House Oversight and Reform Committee Chair Carolyn Maloney, DN.Y., and several chairpersons of key panel subcommittees today called on inspectors general (IG) from ten federal agencies to assess created or worsened cybersecurity vulnerabilities for the use of telework systems. during the coronavirus pandemic and if any of these vulnerabilities have been violated.
These requests were published in letters dated today to the GIs for the intelligence community and the departments of State, Defense, Homeland Security, Justice, Energy, Finance, Health and Human Services, Veterans and Education.
“The widespread use of virtual private networks and other remote access technologies to facilitate continuity of operations across the federal government allowed federal agencies to continue to serve the nation during a deadly pandemic, but it also created cybersecurity vulnerabilities. additional information that could jeopardize the integrity of federal information technology networks, “House Democrats said.
House members cited the recent wave of high-profile cyberattacks against government networks and said, “The proliferation and growing sophistication of malicious state and non-state cyber actors requires that federal departments and agencies be able to maintain and protect the integrity of their information technology systems, especially if they adopt more flexible telework policies after the declining coronavirus pandemic.
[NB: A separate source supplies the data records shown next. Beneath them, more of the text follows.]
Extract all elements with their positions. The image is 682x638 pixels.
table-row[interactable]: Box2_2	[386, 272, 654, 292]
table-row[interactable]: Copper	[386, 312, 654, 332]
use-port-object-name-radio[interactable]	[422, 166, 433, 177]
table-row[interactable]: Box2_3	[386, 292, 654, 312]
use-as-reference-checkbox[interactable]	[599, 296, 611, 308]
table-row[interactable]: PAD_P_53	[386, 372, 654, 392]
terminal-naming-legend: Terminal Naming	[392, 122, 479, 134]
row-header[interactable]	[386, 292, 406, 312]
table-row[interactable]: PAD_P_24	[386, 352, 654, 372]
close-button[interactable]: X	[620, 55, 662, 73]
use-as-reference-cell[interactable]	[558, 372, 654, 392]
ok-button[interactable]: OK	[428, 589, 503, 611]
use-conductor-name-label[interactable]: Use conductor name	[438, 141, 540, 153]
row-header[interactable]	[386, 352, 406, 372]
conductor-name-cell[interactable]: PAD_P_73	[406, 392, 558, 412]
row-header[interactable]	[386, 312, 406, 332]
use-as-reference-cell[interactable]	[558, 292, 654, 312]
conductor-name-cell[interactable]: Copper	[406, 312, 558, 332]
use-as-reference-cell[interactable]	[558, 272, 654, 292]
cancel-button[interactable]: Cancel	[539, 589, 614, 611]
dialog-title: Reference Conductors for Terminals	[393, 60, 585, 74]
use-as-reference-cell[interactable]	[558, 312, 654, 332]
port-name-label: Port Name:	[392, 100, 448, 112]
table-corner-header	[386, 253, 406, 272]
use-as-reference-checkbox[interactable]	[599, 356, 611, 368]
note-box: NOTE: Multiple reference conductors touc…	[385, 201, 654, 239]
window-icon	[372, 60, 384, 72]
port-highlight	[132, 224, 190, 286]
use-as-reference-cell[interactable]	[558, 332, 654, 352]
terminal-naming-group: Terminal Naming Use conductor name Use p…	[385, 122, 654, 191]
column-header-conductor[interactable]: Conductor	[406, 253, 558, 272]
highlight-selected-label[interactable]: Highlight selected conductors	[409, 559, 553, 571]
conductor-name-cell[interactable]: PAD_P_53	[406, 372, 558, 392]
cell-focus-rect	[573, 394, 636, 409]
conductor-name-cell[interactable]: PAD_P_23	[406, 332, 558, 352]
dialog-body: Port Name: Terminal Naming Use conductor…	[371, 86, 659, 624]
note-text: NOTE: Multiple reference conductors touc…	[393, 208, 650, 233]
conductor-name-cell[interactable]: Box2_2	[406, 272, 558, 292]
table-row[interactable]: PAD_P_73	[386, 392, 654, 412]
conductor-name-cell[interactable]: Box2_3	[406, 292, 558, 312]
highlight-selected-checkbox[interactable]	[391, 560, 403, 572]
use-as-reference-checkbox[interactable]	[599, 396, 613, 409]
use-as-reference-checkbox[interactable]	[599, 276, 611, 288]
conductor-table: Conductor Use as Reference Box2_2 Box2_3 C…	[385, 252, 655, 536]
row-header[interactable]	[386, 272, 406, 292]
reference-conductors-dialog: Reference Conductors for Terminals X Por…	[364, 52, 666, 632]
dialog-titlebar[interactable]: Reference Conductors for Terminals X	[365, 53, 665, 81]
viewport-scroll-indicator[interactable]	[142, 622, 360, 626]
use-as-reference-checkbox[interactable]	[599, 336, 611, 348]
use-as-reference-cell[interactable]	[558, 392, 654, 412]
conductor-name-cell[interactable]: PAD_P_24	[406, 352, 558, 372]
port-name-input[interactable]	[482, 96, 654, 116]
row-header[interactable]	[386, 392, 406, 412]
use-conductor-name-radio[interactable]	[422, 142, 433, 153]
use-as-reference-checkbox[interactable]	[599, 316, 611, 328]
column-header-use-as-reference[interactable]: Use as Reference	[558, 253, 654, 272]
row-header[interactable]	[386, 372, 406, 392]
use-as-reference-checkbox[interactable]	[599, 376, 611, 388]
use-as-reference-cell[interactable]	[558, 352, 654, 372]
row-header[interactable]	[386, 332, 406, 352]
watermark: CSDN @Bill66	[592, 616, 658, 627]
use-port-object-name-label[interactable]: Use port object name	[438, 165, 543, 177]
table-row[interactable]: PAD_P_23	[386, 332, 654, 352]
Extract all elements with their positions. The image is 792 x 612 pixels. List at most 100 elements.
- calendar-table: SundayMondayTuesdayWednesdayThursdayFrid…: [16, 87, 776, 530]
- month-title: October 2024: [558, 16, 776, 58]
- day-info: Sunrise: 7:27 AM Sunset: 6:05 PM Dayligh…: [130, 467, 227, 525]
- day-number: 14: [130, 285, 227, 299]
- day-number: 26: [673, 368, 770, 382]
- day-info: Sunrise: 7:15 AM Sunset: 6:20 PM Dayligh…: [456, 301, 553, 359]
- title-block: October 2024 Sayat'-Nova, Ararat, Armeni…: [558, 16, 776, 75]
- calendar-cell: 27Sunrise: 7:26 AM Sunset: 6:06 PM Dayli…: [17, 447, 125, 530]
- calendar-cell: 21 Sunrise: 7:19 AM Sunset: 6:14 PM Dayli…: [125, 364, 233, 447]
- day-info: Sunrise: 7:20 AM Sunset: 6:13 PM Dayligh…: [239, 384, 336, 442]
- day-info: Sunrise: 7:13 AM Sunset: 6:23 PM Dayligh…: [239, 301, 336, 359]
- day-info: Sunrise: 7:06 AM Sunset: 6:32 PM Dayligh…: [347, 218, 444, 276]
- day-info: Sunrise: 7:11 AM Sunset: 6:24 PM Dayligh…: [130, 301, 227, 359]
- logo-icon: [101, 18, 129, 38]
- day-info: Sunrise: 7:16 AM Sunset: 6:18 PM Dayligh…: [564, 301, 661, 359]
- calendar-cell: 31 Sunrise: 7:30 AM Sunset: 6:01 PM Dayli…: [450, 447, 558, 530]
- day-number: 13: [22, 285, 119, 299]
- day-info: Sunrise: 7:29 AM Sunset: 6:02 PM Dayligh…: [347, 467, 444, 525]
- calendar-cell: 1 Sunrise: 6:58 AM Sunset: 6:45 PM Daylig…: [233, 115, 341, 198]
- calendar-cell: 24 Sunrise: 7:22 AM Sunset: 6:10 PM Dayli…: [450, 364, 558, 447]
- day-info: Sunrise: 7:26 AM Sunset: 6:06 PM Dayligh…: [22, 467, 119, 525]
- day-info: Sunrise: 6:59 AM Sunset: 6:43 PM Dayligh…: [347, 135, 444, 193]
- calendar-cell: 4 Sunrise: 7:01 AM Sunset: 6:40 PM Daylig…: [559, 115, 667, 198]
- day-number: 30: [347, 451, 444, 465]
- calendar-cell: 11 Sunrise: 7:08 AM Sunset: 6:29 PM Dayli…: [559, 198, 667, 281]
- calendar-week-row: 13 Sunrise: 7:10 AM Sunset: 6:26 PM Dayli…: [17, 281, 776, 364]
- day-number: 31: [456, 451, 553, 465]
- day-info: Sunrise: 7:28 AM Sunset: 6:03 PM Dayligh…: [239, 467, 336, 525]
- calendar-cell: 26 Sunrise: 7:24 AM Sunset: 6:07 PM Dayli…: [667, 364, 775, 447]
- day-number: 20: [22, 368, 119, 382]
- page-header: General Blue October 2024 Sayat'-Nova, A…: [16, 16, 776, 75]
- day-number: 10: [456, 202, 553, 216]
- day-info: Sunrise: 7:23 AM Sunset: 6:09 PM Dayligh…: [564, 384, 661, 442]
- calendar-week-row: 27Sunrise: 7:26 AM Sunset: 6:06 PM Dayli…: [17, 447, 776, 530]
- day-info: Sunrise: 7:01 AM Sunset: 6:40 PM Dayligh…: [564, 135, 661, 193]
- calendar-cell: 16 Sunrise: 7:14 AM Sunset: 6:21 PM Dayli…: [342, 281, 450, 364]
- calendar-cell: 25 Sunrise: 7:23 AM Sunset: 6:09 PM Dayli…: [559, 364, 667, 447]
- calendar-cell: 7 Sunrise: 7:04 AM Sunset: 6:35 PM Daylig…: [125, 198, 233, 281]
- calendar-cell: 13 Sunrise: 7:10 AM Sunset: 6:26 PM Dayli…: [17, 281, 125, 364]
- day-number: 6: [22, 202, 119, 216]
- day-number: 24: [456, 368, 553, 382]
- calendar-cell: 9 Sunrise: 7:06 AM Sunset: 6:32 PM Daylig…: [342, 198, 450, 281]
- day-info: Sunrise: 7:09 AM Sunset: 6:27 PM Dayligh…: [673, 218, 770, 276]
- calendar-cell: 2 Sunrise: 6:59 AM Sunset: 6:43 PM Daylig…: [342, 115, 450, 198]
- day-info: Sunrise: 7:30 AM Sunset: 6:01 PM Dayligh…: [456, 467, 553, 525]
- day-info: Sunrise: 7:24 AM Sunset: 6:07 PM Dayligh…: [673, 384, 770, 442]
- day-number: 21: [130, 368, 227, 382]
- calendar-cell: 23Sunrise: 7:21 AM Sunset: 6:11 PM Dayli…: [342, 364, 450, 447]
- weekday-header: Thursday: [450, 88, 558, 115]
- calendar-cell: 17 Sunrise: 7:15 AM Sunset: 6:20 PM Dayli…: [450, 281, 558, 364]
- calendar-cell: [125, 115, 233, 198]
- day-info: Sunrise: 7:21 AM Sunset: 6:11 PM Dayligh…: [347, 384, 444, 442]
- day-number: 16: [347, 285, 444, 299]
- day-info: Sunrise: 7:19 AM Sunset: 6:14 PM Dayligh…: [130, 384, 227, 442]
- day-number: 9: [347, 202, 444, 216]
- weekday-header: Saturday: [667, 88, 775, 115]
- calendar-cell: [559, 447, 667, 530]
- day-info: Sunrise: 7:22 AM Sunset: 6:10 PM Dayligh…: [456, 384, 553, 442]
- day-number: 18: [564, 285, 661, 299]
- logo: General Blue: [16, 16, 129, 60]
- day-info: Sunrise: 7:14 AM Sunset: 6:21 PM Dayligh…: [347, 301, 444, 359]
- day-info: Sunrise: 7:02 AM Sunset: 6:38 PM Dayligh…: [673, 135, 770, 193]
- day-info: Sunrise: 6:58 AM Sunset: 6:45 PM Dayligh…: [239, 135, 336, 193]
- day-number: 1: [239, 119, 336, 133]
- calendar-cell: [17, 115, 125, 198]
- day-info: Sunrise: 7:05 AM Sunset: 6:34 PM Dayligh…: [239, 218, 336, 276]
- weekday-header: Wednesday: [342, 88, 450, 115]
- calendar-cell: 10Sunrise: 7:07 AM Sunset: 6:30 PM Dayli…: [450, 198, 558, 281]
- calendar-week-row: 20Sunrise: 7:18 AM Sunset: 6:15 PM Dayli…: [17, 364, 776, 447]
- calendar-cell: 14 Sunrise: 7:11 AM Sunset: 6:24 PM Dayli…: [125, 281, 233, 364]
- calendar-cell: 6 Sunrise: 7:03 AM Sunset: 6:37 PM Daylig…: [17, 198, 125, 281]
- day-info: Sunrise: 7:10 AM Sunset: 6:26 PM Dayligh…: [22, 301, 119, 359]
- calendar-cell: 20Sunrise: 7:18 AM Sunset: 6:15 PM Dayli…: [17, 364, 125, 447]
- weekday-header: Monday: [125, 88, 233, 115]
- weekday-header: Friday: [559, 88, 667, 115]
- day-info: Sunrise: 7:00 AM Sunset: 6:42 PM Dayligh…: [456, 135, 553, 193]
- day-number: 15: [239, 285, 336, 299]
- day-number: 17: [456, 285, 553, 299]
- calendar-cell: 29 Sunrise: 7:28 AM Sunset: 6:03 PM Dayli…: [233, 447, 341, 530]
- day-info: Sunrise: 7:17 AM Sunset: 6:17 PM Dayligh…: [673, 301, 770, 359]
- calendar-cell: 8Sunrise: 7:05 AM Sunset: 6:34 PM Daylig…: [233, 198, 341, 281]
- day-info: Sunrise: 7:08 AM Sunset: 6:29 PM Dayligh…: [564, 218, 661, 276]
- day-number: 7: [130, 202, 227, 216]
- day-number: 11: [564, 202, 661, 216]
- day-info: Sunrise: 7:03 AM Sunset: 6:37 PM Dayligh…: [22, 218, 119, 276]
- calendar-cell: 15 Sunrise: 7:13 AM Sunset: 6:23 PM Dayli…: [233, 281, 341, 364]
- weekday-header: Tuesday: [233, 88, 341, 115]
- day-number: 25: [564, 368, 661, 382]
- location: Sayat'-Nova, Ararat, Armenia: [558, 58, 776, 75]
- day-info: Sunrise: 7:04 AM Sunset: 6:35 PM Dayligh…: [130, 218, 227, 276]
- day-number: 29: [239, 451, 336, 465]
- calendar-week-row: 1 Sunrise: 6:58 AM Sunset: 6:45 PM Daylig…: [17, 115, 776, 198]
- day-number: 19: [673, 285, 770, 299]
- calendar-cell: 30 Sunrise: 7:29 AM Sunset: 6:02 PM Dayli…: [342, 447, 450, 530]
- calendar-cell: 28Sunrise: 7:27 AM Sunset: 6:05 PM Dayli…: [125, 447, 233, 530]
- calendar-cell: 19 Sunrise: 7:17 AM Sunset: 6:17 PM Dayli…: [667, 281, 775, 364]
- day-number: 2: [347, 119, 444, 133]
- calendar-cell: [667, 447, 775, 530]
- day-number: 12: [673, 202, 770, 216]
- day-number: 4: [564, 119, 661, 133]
They also told the GIs that the Federal Information Security Modernization Act (FISMA) requires GIs to conduct annual evaluations of their agencies ’cybersecurity policies and practices and encouraged them to conduct the requested evaluations on this base.
In particular, members of the House asked the GIs to analyze the security of remote connections provided by VPNs and virtual network controllers, the deployment by agencies of various collaboration platforms and whether agencies “ they have implemented security controls to prevent the unauthorized dissemination of controlled unclassified information, personally identifiable information or sensitive but unclassified information through third-party collaboration platforms. “
They also asked the GIs to analyze: identity, credential, and access management systems; distribution and management of physical assets used for telecommuting, including laptops and smartphones; adherence to Trusted Internet Connections 3.0 guidelines; how and if the agencies implemented additional security policies in response to the pandemic-driven telework; and whether agencies have implemented continuous monitoring and scanning of networks to identify vulnerabilities.